On March 29, Eli Lilly committed $2.75 billion to Insilico Medicine for AI-discovered drug candidates. Insilico has 28 drugs in its pipeline. Nearly half are already in clinical trials. Their first compound went from target identification to Phase I in under 30 months. Traditional pharma averages 4 to 6 years for the same milestone.
For those of us practicing longevity and preventive medicine, this deal is not just a pharma headline. It is a preview of what our clinical lives are about to look like.

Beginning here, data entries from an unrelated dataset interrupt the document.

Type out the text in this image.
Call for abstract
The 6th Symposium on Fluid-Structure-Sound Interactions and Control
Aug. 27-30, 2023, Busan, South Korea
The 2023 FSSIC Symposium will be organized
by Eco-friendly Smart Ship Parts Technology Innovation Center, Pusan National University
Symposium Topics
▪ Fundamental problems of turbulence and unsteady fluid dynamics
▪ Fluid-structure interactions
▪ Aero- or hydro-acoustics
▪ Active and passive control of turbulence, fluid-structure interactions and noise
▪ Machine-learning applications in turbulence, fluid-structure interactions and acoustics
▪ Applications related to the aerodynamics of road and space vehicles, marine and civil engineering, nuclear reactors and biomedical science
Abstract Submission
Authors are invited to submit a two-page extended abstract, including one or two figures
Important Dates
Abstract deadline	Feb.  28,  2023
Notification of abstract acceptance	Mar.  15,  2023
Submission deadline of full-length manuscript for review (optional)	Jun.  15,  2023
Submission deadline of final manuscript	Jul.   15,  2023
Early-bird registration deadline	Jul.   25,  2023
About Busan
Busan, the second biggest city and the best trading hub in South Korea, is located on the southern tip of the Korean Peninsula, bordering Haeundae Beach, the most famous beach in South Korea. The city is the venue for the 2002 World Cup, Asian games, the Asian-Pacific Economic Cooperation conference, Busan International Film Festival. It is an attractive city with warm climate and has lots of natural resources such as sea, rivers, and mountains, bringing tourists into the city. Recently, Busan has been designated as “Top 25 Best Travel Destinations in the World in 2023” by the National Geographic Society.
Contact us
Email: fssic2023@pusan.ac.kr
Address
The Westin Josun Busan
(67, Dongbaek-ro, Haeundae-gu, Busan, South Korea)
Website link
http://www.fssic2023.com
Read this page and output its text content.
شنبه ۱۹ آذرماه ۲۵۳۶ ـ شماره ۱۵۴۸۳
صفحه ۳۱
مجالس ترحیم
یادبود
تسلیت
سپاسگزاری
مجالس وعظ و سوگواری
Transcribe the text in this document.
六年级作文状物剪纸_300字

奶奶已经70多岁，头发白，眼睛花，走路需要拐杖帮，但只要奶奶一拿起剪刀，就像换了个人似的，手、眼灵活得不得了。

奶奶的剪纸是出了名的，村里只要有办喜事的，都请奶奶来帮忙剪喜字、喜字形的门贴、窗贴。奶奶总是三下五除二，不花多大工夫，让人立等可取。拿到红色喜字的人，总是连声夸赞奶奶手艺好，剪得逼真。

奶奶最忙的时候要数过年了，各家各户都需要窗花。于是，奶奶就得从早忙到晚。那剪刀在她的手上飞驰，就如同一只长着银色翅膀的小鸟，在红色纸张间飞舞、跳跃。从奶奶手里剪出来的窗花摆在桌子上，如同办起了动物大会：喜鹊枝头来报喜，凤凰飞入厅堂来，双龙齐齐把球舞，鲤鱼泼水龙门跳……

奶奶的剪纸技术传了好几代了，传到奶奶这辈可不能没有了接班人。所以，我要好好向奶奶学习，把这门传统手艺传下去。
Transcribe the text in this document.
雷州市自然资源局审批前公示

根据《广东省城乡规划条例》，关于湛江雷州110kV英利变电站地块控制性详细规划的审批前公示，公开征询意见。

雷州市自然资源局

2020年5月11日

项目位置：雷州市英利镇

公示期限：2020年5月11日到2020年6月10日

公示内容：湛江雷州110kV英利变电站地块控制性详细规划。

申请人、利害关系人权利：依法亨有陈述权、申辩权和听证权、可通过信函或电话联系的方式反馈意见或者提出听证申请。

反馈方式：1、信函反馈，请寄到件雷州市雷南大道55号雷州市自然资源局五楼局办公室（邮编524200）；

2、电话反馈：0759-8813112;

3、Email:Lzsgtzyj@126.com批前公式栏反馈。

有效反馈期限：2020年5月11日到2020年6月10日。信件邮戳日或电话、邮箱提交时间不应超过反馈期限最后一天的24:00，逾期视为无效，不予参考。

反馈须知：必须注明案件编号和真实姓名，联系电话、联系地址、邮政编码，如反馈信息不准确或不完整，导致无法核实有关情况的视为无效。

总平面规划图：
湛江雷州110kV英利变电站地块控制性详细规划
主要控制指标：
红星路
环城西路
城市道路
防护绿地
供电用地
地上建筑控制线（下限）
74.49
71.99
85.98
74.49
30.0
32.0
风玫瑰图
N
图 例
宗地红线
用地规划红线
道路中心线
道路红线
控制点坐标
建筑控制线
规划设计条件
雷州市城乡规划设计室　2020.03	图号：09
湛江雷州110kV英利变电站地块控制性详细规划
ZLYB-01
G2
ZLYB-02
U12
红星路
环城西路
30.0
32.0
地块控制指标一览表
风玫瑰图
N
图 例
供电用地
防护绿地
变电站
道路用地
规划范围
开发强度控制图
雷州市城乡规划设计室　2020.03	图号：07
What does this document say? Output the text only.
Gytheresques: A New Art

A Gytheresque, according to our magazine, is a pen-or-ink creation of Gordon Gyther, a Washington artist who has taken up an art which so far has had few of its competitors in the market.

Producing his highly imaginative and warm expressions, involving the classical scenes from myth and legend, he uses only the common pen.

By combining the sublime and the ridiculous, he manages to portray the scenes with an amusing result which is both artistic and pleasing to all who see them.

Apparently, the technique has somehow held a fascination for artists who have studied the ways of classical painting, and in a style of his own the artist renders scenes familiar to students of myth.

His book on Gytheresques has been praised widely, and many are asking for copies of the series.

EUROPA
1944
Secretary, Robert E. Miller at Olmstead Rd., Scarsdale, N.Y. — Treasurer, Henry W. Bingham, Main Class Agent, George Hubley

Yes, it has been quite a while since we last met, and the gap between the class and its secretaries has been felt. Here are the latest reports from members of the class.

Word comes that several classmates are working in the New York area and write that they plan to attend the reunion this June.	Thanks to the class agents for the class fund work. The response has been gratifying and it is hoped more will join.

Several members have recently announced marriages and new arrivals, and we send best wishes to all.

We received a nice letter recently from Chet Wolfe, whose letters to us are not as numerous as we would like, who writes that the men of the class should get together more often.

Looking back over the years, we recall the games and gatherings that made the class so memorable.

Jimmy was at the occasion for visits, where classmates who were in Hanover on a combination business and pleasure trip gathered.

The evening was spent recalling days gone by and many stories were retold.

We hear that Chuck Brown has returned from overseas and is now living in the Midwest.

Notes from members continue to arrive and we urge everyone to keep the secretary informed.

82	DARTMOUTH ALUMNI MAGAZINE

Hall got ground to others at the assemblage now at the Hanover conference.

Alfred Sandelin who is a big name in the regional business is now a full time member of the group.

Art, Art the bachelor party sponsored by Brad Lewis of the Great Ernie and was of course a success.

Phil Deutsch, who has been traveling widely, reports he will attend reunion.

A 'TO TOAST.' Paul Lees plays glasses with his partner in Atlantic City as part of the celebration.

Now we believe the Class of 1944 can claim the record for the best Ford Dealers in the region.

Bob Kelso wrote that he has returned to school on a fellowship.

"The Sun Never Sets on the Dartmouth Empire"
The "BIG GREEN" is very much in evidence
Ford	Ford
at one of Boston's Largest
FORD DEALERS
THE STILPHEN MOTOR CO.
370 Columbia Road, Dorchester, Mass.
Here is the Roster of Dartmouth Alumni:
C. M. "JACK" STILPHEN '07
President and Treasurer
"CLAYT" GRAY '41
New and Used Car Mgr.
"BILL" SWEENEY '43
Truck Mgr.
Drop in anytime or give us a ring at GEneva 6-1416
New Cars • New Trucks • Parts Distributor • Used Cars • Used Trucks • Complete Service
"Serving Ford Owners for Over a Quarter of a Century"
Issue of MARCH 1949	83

What Lilly is actually buying
This is not Lilly’s first bet on Insilico. The two companies have worked together since 2023 and signed a $100 million partnership in November 2025. This latest deal is a tenfold escalation. Lilly paid $115 million upfront, with the remaining $2.63 billion tied to milestones and royalties, in exchange for global rights to develop and commercialize novel oral therapeutics from Insilico’s platform.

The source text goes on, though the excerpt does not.